Sacha inchi by-products, as the husk and shell, contain nutrients and phenolics, with potential inhibitory effects against key enzymes relevant to some non-communicable diseases. The husk was a richer source of protein and carbohydrate, while the shell contained higher fat and phenolic content. Health properties through in vitro enzyme inhibitions indicated that phenolics might be responsible for some of these inhibitory activities; however, other bioactive compounds, such as active peptides/proteins or their synergistic effects, might also play roles in these enzyme inhibitions. Since only percentages of inhibition were reported using particular extract concentrations, the comparison of our results in enzyme inhibitions were limited and cannot be compared with other plant extracts.

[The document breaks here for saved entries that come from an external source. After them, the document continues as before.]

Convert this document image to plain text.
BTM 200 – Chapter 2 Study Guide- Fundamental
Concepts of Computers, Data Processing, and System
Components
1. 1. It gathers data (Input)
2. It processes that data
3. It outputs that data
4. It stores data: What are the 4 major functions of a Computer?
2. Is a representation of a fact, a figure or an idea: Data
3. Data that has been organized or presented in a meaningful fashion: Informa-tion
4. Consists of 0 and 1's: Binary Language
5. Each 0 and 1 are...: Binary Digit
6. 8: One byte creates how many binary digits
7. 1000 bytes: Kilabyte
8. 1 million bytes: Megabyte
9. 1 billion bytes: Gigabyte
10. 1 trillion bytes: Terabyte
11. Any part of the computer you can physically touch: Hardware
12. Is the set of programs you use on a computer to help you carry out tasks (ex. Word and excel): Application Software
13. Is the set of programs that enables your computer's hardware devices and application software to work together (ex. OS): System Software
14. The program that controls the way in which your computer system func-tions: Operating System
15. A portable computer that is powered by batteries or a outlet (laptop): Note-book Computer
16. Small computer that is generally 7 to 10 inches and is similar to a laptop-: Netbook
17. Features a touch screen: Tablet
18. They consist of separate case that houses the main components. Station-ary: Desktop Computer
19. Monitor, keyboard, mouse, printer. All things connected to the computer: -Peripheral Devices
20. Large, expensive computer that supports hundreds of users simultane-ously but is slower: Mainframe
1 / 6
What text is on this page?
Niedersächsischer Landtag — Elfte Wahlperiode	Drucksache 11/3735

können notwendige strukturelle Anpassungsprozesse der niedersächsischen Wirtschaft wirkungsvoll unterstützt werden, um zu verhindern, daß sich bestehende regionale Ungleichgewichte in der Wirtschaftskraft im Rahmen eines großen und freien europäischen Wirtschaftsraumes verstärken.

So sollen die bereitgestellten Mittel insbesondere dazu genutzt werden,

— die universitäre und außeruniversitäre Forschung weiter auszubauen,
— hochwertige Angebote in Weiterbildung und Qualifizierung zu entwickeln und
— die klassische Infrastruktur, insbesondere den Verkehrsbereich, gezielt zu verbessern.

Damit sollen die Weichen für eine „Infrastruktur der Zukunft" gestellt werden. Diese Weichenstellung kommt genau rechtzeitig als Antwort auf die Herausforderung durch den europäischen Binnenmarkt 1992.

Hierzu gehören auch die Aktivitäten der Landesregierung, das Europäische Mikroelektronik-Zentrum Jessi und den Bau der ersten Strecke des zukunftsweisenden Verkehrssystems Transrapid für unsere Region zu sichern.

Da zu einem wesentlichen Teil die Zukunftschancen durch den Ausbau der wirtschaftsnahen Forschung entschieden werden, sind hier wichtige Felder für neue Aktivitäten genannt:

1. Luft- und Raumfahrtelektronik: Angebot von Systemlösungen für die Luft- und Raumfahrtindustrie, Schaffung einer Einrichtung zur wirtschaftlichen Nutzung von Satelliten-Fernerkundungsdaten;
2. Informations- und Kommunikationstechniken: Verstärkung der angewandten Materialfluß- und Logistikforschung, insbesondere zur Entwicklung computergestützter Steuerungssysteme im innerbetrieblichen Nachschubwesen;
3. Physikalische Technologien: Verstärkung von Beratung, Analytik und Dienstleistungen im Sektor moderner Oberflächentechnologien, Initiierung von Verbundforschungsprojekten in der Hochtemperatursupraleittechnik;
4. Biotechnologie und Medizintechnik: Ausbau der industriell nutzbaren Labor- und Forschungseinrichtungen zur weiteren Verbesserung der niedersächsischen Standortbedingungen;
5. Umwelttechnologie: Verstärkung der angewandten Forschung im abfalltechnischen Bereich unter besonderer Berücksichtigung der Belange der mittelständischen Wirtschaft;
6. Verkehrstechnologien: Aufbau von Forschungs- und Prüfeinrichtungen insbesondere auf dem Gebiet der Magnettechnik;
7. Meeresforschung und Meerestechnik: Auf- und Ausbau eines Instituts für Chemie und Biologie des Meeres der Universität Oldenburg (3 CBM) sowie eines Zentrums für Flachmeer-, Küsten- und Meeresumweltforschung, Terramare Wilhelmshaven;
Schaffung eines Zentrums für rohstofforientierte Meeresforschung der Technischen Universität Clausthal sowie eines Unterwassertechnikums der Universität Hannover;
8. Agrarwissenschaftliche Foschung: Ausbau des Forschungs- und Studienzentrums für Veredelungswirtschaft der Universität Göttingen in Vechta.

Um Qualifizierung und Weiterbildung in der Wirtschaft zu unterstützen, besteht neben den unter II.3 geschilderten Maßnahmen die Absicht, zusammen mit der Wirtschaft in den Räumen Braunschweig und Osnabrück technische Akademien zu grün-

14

Thus, this is a limitation of our work. Nevertheless, information gained from this research could pique the interests of other researchers to pursue further in-depth studies on the health benefits of sacha inchi by-products to increase their value and utilization. Moreover, this information could help to open-up future opportunities for the valorization of the husk and shell of sacha inchi, for producing health-promoting products, thus facilitating the sustainable circular economy following the circular food supply chain concept. Functional foods or supplements from sacha inchi husk and shell can be developed as potential nutrient-rich sources, with high phenolics for health benefits after assessing their toxicology and bioaccessibility.